RFK Jr.’s name to remain on presidential ballot in North Carolina

    RFK Jr.’s name to remain on presidential ballot in North Carolina

    RALEIGH, NC — The North Carolina Board of Elections on Thursday refused to remove Robert F. Kennedy Jr. from the state’s presidential primary, a majority agreed it was too late to accept the withdrawal.

    The three Democratic board members on Wednesday rejected a request by the recently certified North Carolina party We The People to remove the environmental activist and his running mate, Nicole Shanahan, from the party’s ballot.

    Friday, Kennedy his campaign suspended and supported Republican Donald Trump. He has since sought to remove his name from the ballot in states where the presidential race is expected to be close, including North Carolina. State officials said they had previously received a request from Kennedy to withdraw, but since he was the party’s nominee — rather than an independent candidate — it was up to We The People to formally request the removal.

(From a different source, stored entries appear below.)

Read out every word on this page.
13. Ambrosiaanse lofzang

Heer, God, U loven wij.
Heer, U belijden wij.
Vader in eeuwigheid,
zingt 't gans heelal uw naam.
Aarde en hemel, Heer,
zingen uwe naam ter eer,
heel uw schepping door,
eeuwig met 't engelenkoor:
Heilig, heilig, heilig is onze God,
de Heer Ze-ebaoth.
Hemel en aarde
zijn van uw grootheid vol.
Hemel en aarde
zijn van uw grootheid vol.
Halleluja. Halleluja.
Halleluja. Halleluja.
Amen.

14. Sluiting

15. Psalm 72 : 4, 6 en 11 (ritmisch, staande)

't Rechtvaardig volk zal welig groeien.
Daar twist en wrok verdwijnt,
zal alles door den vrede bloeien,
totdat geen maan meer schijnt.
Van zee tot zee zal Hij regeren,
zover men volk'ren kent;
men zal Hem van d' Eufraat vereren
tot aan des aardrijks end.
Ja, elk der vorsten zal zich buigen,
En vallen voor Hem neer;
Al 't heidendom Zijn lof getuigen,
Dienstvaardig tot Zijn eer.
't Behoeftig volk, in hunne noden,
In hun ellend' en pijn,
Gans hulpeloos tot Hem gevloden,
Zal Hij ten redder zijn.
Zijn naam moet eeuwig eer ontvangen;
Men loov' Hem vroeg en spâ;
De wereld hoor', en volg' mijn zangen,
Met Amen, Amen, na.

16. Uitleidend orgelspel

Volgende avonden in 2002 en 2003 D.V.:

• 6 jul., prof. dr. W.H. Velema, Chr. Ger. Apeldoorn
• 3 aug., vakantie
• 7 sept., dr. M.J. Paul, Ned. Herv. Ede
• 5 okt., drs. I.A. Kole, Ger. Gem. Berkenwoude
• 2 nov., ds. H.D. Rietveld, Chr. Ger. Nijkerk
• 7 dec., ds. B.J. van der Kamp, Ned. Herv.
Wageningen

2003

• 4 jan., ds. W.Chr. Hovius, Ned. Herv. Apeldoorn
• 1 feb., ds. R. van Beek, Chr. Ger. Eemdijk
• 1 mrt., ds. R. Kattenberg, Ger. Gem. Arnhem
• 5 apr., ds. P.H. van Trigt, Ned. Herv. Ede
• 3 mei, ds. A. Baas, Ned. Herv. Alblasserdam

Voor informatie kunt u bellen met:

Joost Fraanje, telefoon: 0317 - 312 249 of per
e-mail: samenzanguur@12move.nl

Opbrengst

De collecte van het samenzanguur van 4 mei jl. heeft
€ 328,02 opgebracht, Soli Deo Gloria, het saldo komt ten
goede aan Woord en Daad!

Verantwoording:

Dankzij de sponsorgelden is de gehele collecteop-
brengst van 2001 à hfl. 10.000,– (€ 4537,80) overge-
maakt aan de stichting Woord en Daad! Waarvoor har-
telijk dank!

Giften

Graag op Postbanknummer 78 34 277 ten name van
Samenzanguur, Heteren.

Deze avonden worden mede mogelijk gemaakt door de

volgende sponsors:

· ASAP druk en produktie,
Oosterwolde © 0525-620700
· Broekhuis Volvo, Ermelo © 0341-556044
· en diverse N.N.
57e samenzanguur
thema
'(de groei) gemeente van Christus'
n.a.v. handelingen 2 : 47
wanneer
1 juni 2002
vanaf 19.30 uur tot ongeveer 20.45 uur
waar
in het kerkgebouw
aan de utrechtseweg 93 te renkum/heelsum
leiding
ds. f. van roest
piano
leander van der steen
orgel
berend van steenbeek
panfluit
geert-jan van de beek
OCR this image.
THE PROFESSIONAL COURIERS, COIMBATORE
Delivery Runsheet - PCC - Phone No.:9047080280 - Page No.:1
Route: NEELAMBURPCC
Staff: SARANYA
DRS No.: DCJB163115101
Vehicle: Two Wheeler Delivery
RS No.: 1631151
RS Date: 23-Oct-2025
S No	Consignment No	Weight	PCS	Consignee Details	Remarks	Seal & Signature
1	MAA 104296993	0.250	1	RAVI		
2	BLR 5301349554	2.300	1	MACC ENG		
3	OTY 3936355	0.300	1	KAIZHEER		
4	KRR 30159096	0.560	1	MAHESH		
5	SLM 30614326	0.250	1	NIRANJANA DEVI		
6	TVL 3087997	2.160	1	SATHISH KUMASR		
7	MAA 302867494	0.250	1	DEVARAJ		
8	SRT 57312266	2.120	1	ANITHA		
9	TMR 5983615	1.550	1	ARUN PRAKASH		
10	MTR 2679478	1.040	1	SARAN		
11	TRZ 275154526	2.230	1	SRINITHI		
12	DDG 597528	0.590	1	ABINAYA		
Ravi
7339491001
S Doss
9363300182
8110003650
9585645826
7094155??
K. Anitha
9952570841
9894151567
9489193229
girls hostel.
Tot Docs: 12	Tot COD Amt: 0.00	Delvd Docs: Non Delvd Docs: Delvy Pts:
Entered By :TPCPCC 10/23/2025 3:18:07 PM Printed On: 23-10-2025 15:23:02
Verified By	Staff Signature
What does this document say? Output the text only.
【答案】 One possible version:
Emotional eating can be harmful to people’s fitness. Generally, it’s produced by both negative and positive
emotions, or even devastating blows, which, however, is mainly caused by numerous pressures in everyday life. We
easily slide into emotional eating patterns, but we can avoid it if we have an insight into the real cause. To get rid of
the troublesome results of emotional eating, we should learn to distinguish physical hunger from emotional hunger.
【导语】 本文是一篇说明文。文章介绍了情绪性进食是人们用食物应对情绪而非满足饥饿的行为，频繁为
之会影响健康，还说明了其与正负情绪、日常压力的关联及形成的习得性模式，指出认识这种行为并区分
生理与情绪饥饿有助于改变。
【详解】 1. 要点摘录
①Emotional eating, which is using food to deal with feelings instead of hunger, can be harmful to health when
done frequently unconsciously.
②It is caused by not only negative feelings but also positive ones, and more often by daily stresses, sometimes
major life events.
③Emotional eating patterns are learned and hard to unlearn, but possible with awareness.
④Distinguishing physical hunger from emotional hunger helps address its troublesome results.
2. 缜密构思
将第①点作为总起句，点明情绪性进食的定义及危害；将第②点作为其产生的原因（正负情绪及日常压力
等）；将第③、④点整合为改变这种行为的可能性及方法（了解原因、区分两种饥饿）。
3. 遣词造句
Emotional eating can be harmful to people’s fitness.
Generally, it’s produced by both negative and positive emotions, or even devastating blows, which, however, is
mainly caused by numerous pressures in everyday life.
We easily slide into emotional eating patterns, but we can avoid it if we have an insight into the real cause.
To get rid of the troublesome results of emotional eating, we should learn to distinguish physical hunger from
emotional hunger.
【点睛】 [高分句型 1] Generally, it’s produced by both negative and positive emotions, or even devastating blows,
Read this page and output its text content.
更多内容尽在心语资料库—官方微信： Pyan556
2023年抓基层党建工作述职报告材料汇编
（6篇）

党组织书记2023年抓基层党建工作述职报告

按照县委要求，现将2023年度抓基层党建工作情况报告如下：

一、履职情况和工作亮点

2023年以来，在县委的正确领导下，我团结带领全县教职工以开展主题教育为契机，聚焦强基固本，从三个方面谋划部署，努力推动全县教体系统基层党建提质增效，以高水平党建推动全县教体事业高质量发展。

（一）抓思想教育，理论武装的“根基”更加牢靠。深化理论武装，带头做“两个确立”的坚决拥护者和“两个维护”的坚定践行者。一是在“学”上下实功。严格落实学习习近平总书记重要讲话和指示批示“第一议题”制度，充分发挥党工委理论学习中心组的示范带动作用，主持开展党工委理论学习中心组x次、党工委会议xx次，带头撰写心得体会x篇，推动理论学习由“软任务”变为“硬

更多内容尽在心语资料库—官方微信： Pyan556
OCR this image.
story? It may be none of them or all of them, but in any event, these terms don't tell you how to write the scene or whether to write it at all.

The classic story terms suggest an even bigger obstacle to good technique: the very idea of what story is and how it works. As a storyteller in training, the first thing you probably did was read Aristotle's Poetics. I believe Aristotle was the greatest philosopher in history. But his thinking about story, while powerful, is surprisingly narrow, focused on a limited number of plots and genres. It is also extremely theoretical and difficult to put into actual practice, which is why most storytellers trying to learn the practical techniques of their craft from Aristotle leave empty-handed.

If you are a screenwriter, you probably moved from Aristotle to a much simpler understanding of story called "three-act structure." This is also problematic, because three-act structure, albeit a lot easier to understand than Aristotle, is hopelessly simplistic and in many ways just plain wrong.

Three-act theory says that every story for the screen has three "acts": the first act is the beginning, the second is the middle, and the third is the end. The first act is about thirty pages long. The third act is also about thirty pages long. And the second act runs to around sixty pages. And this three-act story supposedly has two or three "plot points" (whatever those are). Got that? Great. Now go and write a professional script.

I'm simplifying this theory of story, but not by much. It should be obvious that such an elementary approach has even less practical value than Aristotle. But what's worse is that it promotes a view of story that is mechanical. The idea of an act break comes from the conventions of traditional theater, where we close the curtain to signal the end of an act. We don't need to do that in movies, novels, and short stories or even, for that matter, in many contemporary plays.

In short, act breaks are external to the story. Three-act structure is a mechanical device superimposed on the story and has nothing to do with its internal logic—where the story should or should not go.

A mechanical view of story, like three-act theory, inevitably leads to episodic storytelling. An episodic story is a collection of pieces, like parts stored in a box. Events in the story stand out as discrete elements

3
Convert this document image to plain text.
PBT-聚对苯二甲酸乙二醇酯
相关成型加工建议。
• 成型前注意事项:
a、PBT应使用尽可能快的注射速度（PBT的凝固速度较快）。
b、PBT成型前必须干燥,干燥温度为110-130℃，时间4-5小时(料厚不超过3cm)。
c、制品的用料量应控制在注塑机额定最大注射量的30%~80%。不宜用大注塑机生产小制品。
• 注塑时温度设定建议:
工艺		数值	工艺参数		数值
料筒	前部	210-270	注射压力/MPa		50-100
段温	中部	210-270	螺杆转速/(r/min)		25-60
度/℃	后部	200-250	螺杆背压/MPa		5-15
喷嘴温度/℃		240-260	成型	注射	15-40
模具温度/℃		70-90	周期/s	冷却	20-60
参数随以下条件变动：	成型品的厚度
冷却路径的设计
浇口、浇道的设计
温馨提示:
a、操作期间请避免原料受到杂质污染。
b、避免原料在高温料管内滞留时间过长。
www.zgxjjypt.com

    A majority of state board members agreed that the change would be impractical, since state law requires that first-time mail ballots for the Nov. 5 election be mailed to applicants beginning Sept. 6. North Carolina is the first state in the country to mail ballots for the fall election, said Karen Brinson Bell, the board’s executive director.

    By Thursday evening, 67 of the state’s 100 counties will have received their printed mail ballots, Brinson Bell said. The primary printing vendor for most of the state’s counties has printed more than 1.7 million ballots. Replacing ballots and processing them by mail would take about two weeks, and reprinting would cost counties using that vendor alone hundreds of thousands of dollars, she added.

    “When we talk about printing a ballot, we’re not talking about … pressing ‘copy’ on a Xerox machine. This is a much more complex and multi-layered process,” Brinson Bell told the board.

    The two Republican board members who supported Kennedy’s impeachment proposed giving the state more time and flexibility to generate new ballots.

    “I believe we have the time and the resources to remove these candidates from the ballot if we have the authority to do so,” said Republican Party member Kevin Lewis.

    State election officials said We The People’s circumstances did not fully fit within North Carolina law, but that there was a rule that allowed the board to determine whether it was practical to reprint the ballots.

    Board Chairman Alan Hirsch, a Democrat, called the decision not to fire Kennedy “the fairest outcome under the circumstances.”

    Thursday’s action caps a summer in which the administration struggled with Kennedy’s bid to get on the ballot in the nation’s ninth-largest state. We The People collected signatures from registered voters to become an official party that could then nominate Kennedy as its presidential candidate. To qualify as an independent, it needed six times that many signatures.

    The state Democratic Party unsuccessfully challenged We The People’s certification request before the council and later in the state courtEven when the board voted 4-1 last month to make We The People an official party, Hirsch called We The People’s effort “a ruse” and suggested it was ripe for a legal challenge.

    Democrat Siobhan O’Duffy Millen, the lone member who voted against certification last month, said the revocation request confirms her position that “this whole episode has been a farce, and I feel sorry for anyone who has been misled.”